The USD/JPY pair continued to push higher in the early American session and reached a daily top of 110.07. However, the pair struggled to preserve its bullish momentum and was last seen trading at 109.95, where it was still up 0.25% on the day. On a weekly basis, the pair remains on track to close virtually unchanged for the fifth straight time.

Safe haven flows help JPY find demand

The broad-based USD strength and rising US T-bond yields fueled USD/JPY upside on Friday. The US Dollar Index is currently trading at its strongest level since late August at 93.13 and the benchmark 10-year US T-bond yield is up 3% at 1.379%.

Nevertheless, the risk-averse market environment, as reflected by the sharp decline witnessed in Wall Street’s main indexes, is helping the JPY show some resilience against the USD. Currently, the Nasdaq Composite and the S&P 500 indexes are down 1% and 0.75%, respectively.

Earlier in the day, the data from the US revealed that the University of Michigan’s Consumer Sentiment Index improved modestly to 71 in September from 70.3 in August. This reading missed the market expectation of 72.2 but failed to trigger a noticeable market reaction.

The USD/JPY currency pair has traditionally had a close correlation with U.S. Treasuries. When interest rates head higher, Treasury bond prices go down, which lifts the U.S. dollar, strengthening USD/JPY prices.

A foreign exchange correlation is the connection between two currency pairs. There is a positive correlation when two pairs move in the same direction, a negative correlation when they move in opposite directions, and no correlation if the pairs move randomly with no detectable relationship.

What is the easiest currency pair to trade? EUR/USD is not just the easiest, but also the most stable currency pair to trade. It is the best choice not only among beginners but also for professional traders.
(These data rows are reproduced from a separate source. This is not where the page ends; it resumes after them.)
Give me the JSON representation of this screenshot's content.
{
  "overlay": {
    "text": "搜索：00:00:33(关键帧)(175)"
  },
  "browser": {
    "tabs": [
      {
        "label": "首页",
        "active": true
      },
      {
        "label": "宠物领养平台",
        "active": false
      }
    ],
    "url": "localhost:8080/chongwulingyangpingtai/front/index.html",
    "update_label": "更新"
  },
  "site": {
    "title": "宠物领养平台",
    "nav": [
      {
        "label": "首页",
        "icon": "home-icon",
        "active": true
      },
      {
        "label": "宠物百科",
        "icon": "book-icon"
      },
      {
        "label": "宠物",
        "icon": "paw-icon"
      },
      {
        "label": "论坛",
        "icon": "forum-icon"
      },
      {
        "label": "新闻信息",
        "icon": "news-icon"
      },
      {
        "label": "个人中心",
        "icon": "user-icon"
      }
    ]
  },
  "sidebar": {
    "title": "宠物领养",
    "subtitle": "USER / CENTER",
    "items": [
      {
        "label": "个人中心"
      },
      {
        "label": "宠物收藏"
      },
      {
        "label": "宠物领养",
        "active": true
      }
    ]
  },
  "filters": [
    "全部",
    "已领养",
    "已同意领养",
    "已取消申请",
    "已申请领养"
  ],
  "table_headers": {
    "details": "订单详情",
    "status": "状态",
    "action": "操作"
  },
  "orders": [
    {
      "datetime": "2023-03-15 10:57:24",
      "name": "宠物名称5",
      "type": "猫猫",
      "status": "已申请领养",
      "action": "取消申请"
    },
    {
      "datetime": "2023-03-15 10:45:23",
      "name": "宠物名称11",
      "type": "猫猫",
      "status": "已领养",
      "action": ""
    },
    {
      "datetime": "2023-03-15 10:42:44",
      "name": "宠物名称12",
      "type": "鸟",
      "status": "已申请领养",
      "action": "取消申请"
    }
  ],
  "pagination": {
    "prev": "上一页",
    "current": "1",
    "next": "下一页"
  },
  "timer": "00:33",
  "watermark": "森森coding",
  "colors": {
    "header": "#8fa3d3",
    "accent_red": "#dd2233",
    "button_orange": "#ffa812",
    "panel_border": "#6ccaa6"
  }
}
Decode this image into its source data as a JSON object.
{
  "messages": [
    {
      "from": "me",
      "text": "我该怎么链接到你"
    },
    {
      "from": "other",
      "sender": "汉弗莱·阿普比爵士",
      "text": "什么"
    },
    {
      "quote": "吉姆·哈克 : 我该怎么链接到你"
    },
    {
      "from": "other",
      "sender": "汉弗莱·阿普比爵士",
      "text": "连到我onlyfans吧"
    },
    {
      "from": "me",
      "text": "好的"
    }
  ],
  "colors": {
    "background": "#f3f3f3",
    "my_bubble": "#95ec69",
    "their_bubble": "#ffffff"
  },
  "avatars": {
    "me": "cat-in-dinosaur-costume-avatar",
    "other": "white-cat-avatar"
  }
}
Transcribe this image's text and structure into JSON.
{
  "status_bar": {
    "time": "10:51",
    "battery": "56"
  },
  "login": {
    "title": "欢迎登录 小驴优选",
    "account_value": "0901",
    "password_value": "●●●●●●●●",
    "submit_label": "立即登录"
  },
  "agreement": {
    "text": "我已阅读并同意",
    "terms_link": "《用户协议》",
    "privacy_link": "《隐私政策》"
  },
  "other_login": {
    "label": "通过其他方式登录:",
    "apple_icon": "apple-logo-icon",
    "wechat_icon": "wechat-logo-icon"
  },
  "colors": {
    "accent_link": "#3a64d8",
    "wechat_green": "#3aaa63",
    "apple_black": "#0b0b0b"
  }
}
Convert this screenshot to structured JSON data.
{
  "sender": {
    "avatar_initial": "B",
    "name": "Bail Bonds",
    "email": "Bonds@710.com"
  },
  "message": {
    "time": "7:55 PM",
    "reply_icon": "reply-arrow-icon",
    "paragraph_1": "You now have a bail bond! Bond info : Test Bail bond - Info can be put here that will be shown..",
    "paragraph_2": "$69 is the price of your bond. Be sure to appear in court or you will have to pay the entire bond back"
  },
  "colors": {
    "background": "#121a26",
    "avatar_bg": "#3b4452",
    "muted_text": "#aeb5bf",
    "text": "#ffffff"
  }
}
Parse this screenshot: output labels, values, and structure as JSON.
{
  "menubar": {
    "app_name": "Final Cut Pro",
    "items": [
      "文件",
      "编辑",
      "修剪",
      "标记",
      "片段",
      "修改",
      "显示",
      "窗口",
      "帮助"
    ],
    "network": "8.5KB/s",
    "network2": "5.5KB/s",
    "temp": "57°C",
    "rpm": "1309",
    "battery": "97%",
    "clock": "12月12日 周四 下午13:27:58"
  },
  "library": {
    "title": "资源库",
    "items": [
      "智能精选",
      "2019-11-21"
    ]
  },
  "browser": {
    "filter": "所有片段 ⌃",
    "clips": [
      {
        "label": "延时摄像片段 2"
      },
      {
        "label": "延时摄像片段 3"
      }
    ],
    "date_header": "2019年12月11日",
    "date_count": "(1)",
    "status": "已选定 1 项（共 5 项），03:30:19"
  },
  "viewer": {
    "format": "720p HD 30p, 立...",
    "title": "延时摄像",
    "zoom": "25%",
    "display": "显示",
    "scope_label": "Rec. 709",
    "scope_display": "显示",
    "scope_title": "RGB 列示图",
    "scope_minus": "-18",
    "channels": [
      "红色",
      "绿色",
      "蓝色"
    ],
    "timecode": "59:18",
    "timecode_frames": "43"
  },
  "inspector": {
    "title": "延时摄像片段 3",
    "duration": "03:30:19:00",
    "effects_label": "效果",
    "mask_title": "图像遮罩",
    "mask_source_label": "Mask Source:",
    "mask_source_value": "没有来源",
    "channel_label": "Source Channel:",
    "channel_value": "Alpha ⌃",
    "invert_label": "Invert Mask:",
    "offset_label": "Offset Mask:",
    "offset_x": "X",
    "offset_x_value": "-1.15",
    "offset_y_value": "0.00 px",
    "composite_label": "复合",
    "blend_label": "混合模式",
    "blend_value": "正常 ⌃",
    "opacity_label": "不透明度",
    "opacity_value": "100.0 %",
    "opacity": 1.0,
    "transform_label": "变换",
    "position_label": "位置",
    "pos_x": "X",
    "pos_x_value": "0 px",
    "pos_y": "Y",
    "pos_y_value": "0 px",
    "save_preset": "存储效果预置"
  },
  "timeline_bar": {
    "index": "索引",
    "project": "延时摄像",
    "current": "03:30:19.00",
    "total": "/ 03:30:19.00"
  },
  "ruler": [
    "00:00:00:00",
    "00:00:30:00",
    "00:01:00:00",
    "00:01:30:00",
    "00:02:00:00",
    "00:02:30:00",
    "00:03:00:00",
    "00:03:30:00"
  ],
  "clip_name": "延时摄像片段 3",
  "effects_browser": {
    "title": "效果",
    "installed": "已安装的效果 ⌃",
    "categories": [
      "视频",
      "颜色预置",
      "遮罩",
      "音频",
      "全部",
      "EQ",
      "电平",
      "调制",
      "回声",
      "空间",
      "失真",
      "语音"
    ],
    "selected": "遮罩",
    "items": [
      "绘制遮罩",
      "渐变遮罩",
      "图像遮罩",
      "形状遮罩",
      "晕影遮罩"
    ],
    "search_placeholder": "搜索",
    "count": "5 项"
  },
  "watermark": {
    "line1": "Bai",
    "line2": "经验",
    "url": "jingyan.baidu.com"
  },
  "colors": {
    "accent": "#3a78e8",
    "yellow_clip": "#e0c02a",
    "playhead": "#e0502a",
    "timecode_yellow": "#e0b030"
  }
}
This is one of the most traded currency pairs due to tight spreads and liquidity.

You can trade on forex pair correlations by identifying which currency pairs have a positive or negative correlation to each other. In the conventional sense, you would open two of the same positions if the correlation was positive, or two opposing positions if the correlation was negative.

A good rule of thumb for traders new to the market is to focus on one or two currency pairs. Generally, traders will choose to trade the EUR/USD or USD/JPY because there is so much information and resources available about the underlying economies. Not surprisingly, these two pairs make up much of global daily volume.

The major currency pairs on the forex market are the EUR/USDUSD/JPYGBP/USD, and USD/CHF. The four major currency pairs are some of the most actively traded pairs in the world, along with the so-called commodity currency pairs: USD/CAD, AUD/USD, and NZD/USD.

Supply and Demand Trading is the most Profitable Forex Strategy as long as you are able to understand Price Action. If you don’t care about the Price Action, you can add in the chart everything you want.